In this case, police and the prosecutor were sued by the parents of a pre-teen child whose claims included malicious prosecution, false imprisonment, intentional infliction of emotional distress, and failure to adequately train officers. The Sixth Circuit Court of Appeals affirmed the lower court's ruling of summary judgment in favor of the defendants, including a police detective, the police department where he was employed, and the prosecutor involved in the case.
B.R. faced rape charges based on accusations of three other pre-teen girls. The charges were dismissed with prejudice by the delinquency court, but only after B.R. had spent considerable time under house arrest and in detention. B.R. could have been spared much anxiety had law enforcement and prosecutors been trained to use developmentally appropriate, trauma-informed approaches to policing youth.

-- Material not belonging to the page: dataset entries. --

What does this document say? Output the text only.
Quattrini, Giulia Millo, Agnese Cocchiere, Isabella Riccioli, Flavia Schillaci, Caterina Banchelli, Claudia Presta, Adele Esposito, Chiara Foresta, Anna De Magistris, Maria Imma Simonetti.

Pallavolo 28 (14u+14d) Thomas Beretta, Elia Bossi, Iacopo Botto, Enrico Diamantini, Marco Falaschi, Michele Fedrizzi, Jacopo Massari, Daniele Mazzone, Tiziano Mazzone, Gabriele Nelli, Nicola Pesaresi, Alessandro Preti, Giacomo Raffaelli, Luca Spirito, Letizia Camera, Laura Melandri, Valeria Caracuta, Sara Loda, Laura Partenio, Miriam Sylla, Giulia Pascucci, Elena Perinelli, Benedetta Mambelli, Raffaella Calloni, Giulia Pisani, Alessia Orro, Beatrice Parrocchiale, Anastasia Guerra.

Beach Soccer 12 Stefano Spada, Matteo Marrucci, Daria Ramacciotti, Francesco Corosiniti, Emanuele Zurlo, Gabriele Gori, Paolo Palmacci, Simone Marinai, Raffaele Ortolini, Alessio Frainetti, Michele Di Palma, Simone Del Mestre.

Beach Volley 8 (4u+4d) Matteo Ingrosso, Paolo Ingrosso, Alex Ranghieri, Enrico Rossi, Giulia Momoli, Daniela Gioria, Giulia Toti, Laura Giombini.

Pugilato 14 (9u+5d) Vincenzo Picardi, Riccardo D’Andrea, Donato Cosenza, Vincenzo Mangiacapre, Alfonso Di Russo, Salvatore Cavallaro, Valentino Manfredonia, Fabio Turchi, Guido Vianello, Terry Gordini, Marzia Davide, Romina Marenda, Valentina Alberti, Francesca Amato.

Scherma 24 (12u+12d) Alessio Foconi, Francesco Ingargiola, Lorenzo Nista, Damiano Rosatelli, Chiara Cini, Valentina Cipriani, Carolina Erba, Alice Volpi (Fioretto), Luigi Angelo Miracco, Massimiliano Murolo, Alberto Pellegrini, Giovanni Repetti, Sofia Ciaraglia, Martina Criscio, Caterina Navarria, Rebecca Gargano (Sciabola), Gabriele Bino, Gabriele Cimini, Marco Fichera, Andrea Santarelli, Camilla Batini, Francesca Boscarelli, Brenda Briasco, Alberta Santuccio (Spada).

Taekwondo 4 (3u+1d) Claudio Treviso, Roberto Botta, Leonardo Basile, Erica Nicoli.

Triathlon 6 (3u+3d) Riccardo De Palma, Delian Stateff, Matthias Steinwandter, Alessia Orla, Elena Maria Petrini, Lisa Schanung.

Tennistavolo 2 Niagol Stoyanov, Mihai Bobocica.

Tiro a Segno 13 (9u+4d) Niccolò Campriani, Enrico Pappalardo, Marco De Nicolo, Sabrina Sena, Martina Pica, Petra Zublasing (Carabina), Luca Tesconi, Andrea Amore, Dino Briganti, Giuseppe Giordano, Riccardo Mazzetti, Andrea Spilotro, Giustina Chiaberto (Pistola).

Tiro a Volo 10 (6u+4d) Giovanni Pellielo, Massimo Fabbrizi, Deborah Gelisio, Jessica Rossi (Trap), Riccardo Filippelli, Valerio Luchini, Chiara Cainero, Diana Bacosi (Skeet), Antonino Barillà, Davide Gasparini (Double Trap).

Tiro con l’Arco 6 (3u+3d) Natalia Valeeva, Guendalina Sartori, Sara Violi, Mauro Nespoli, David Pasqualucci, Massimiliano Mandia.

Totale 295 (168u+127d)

The court's decision, while critical of the conduct of law enforcement officers and the agency's failure to create train officers for such cases, tacitly condoned the continued absence of policies, practices, and training for law enforcement and prosecutors involved in cases of children, pre-teens, teens and sexual behavior. The result of these systemic deficiencies was, the court acknowledged, a “terrible tragedy.” But the court added insult to injury when it granted qualified immunity for the defendants, while finding the city was not liable for “regularly assign[ing] officers to investigate juvenile sexual misconduct without proper training” (p. 14). The court's decision compounded systemic shortcomings by sidestepping an opportunity to require law enforcement to conform with national standards of care and act in recognizing that children must be treated with special skill to avoid violating their constitutional rights.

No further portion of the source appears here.